Figure 14: SASA of the mutation variants Y8O (green), F16O (blue) and the wildtype (red).

Additionally we evaluated the RMSF and the amount of secondary structures over time (data not shown) which exhibited no differences between the mutational variants and the wildtype. Therefore the results of these evaluation methods are not shown on this wiki.
Closing up we can conclude that the mutational variant Y8O does fit our demands best, since its behavior exhibits the least disparity in our applied evaluation methods towards the wildtype. Therefore Y8O was chosen for further analyses.
Furthermore we evaluated the stability of our designed miniColicin by performing 100 ns of MD simulations with different force fields (CHARMm27, AMBER03, GROMOS56a7). The RMSD of these simulations is displayed in Figure 15. It can be observed that some deviations between the different force fields occur. The simulation run with the GROMOS56a7 shows the biggest discrepancy towards the AMBER and CHARMm simulations which display little to no fluctuations over time. This behavior can be traced to the different parametrization approach in the force fields as well as to the fact that the GROMOS56a7 force field is a united atom force field, in which all CH₃ and CH₂ groups are described as one group.

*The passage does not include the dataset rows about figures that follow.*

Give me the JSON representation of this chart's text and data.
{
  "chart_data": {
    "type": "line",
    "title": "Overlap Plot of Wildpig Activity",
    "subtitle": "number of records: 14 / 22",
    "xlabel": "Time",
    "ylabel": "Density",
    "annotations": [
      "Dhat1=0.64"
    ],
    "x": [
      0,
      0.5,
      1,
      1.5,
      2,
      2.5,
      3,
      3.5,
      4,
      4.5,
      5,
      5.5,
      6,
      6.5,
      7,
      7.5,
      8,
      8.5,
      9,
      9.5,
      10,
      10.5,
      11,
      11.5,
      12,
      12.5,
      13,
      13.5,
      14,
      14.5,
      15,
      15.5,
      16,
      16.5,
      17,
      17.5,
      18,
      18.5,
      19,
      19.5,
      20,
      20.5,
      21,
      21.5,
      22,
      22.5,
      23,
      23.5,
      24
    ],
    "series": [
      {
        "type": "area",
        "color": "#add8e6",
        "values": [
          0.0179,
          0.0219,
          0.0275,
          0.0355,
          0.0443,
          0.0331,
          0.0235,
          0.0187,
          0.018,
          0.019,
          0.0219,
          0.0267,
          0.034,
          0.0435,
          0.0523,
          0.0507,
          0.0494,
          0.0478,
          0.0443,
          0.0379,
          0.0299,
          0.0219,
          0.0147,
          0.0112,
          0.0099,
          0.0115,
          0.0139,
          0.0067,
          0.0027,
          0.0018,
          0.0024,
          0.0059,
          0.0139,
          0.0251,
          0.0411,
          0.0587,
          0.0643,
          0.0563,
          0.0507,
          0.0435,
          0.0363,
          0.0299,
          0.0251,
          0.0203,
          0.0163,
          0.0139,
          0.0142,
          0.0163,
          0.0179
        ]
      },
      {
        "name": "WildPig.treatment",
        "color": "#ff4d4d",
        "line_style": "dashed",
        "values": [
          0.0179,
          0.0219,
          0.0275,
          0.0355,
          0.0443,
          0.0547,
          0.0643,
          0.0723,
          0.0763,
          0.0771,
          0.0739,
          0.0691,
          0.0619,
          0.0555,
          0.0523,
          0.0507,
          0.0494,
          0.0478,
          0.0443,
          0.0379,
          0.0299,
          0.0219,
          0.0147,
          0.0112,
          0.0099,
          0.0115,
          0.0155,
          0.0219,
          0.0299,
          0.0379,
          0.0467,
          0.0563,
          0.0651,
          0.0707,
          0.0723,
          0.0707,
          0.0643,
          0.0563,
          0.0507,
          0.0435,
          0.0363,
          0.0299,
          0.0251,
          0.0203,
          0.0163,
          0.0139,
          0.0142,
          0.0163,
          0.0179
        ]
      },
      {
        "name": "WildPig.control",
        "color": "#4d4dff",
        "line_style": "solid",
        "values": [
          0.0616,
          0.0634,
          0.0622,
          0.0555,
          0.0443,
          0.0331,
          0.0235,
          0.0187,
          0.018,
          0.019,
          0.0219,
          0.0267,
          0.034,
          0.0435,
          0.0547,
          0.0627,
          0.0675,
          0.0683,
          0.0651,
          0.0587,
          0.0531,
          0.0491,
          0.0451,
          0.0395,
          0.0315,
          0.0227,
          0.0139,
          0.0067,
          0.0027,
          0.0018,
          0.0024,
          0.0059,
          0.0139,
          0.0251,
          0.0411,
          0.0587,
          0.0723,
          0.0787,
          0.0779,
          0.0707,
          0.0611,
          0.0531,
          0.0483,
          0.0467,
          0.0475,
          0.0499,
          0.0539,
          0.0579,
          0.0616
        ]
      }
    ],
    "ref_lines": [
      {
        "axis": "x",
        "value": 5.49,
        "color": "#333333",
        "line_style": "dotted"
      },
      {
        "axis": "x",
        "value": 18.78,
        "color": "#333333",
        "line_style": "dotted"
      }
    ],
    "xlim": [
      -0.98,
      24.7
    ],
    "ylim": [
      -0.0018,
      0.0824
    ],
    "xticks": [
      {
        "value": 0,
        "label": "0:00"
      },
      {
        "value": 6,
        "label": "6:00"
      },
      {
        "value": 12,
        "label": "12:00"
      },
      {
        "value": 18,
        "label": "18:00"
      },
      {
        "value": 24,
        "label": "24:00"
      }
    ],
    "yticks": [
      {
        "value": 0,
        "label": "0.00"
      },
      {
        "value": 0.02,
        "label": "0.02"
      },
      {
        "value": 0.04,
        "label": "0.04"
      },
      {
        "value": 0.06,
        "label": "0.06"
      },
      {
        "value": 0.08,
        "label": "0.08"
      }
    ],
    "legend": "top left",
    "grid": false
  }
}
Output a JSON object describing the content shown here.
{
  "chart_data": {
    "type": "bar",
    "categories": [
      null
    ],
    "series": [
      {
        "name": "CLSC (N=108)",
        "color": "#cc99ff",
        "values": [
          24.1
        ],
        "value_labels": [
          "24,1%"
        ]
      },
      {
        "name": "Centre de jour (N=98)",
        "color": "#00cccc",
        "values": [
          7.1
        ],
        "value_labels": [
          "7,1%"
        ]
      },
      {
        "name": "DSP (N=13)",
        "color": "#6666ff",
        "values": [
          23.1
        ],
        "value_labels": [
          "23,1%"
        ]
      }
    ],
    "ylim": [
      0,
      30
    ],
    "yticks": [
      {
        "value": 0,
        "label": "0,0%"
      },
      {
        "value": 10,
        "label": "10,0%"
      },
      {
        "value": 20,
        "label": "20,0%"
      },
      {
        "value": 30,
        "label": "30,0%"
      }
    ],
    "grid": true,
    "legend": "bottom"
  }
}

Figure 15: RMSD of miniColicin simulated using the the force fields CHARMm27 (red), AMBER03 (blue) and GROMOS56a7 (green).

Construction of a Pipetting Robot

In order to facilitate the work with our biosafety system, we constructed a pipetting robot based on an 'Ultimaker 2' 3D printer. This robot should be able to detect cell samples expressing mVenus, due to a low nnAA level, and automatically refill the respective samples with the nnAA.
The robot can move a probe in x, y, and z direction and the accuracy is as good as a normal 3D printer. It has an infrared table illuminating the samples homogeneously from underneath which makes a sample detection within a rack possible. Our syringe pump is working and can dispense single drops of liquids into the samples. Our tracking system is capable of detecting samples and also is capable of track them, if they are moved. The high power LEDs can excite mVenus and a long pass filter ensures to filter the high power LED light out for measuring only the light, emitted from mVenus. This makes it possible to take long time exposure photos to record more data. The camera has an auto focus routine to improve the data acquisition.
We started to program a GUI uniting the developed functionality.
Our robot can be controlled via a network and further improvements are already in pipeline.
We deliver a complete bill of materials, a construction video and all needed CADs. Furthermore, we deliver a full image for a 'Raspberry Pi' computer.